Additive manufacturing (AM) is a major opportunity for materials translation. Layer-by-layer fabrication gives designers the freedom to specify lightweight and highly-integrated components that would be impossible to manufacture using conventional machining or forging techniques. To find out what AM can deliver today and to discuss what’s in the pipeline, TMR+ spoke to presenters at Trends in Advanced Machining, Manufacturing and Materials (TRAM) 2015 – an event supported by Boeing and organized by the UK’s Advanced Manufacturing Research Centre.
For the aerospace industry additive manufacturing is synonymous with powder metallurgy. At the meeting, Robert Smith Graham of Carpenter Technology described the gas atomization technique used by his company to produce powders of alloys based on nickel, iron, cobalt and – in a new venture for the firm – titanium.
Smith Graham stressed the need to define standard metrics for the metallic powders used for aircraft parts, as well as agreed measurement techniques. “The additive manufacturing community has already identified this key issue, and work is already underway with academic institutions, research agencies and other manufacturers to define standard specifications,” he said. “Particle size distribution is one important parameter, and we need to find a consistent way to measure this and other key properties.”
Greg Hyatt of DMG Mori Seiki, a manufacturer of machine tools, highlighted that innovation in laser technology has been crucial for making the technique a viable proposition for aerospace applications. “Commercial laser systems are now capable of producing powers of up to 10 kW,” he said. “This means that we can now deposit kilograms of material per hour rather than grams, which makes the whole process much more cost efficient.”
Even so, Hyatt believes that more innovation is need to make additive manufacturing cost-competitive with other metal-processing techniques. He points out that build costs could be reduced significantly by depositing layers onto standard forged parts. “This approach retains the robust mechanical properties of the forged piece, and then additive manufacturing can be used to create fine structures on the part surface.

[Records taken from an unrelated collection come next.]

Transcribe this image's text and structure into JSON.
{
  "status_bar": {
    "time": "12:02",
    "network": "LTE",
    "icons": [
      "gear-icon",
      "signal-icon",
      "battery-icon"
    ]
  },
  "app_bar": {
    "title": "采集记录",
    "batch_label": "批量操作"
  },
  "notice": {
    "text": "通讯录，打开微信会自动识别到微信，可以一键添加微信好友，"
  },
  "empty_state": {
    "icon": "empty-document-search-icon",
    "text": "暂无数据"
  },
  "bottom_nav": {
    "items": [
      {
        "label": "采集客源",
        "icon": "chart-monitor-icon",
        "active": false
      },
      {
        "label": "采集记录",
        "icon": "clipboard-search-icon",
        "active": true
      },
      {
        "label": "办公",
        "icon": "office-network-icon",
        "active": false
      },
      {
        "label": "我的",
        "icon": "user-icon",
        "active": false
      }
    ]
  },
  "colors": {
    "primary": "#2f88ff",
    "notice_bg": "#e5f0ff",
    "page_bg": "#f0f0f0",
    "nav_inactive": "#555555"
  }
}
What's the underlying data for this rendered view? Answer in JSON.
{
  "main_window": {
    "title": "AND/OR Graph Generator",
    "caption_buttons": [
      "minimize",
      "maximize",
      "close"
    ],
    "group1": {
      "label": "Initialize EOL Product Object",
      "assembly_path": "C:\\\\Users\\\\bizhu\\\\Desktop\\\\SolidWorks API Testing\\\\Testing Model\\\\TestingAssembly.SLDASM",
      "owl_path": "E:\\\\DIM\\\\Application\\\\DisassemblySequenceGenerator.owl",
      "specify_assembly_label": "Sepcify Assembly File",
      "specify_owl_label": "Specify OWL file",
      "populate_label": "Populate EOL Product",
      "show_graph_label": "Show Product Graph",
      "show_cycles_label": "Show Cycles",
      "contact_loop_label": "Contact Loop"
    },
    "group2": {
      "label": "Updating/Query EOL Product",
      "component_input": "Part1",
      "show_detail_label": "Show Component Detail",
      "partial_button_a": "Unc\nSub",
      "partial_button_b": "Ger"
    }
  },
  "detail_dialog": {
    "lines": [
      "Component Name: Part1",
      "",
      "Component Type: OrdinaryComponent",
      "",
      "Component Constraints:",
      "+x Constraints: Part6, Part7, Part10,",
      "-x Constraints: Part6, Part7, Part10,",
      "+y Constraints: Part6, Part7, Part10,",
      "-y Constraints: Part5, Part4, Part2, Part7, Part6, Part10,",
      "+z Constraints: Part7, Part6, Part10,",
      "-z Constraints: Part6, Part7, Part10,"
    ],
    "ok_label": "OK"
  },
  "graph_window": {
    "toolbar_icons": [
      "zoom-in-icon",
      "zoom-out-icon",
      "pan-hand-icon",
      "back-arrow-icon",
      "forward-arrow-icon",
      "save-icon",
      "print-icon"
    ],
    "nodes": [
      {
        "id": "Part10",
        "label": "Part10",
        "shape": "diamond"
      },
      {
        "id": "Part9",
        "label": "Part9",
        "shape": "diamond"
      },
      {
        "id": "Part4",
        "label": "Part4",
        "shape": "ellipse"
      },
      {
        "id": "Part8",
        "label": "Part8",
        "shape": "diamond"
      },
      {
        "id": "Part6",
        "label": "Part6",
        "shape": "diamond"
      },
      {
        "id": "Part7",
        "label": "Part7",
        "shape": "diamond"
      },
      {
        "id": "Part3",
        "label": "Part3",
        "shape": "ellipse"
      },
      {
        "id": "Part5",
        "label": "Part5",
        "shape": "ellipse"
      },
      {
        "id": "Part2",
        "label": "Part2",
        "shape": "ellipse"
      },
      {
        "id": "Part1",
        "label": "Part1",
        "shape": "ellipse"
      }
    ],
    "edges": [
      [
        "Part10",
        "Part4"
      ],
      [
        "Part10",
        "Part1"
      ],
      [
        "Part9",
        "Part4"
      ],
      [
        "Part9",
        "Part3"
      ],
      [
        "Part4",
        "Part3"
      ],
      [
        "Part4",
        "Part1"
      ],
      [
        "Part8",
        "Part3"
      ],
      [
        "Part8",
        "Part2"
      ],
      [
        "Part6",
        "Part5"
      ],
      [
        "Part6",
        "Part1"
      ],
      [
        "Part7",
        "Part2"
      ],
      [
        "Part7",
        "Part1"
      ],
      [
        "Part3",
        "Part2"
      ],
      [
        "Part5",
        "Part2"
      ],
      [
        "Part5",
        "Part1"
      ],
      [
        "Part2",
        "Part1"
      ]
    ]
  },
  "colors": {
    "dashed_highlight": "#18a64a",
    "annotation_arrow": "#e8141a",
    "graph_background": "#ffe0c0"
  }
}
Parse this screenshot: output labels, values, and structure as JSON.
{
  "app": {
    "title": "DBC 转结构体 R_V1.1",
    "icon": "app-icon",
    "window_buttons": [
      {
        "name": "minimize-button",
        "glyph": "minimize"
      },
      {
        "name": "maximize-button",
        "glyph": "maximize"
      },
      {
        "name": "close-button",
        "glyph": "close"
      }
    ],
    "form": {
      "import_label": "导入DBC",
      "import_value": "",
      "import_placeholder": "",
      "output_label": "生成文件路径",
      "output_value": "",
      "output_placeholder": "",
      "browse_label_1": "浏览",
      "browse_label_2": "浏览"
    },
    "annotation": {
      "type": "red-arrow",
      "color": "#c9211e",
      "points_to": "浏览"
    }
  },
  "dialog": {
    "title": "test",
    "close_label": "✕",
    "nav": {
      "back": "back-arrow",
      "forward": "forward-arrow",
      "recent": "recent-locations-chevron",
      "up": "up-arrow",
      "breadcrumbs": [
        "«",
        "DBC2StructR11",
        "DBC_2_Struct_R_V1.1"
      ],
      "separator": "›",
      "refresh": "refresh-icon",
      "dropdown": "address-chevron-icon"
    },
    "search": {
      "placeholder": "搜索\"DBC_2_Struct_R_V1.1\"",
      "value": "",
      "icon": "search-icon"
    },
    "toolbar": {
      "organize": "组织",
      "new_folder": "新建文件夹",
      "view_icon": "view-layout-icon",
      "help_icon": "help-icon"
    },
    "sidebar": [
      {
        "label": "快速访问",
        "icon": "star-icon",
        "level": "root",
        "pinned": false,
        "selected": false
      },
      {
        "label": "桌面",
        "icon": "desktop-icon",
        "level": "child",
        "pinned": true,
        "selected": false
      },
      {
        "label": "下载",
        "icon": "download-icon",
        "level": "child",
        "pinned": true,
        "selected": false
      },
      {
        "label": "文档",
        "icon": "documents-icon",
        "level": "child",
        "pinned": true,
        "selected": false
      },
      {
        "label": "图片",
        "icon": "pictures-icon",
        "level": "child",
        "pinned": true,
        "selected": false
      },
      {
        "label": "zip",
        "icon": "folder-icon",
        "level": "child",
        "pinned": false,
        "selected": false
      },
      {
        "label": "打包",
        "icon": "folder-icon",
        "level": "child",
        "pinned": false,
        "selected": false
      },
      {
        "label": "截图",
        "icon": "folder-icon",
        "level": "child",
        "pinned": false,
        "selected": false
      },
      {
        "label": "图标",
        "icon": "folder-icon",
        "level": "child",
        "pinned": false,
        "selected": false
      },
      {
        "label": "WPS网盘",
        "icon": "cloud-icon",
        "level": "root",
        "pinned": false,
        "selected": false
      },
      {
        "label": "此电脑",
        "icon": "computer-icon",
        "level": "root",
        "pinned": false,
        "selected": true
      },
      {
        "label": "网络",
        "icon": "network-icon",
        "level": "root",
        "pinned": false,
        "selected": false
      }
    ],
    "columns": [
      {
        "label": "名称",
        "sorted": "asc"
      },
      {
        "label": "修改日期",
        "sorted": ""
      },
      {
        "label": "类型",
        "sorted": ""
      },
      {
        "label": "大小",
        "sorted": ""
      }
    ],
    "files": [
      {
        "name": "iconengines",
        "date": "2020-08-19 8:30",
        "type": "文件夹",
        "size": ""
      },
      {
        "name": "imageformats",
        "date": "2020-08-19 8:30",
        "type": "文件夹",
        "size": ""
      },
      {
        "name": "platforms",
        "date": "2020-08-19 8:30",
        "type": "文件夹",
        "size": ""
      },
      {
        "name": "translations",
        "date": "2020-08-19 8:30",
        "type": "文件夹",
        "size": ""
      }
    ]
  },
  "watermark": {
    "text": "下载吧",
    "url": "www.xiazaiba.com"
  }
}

This offers real added value at a much lower cost.”
At the same time, additive manufacturing is becoming more precise, making it possible to tailor the mechanical properties for different areas of the component. “We have case studies where we have deposited materials onto existing parts at rates of more than 10 kg per hour,” said Hyatt. “We have also demonstrated how precise additive manufacturing can yield layers with graded composition.”
Hyatt wasn’t able to share the detail of the case studies, but said that good results have been achieved for a rocket motor nozzle. These components must accelerate a large volume of combustion gases to supersonic velocities within a very short distance, and so must be made from materials that can withstand extreme forces and thermal loading. At the same time, their complex structure requires a number of different machining processes to produce using conventional manufacturing techniques.
According to Hyatt, this highly functional type of part is the current sweet spot for additive manufacturing in the aerospace industry. But, as other talks at the conference revealed, many other applications are waiting in the wings for this truly disruptive technology.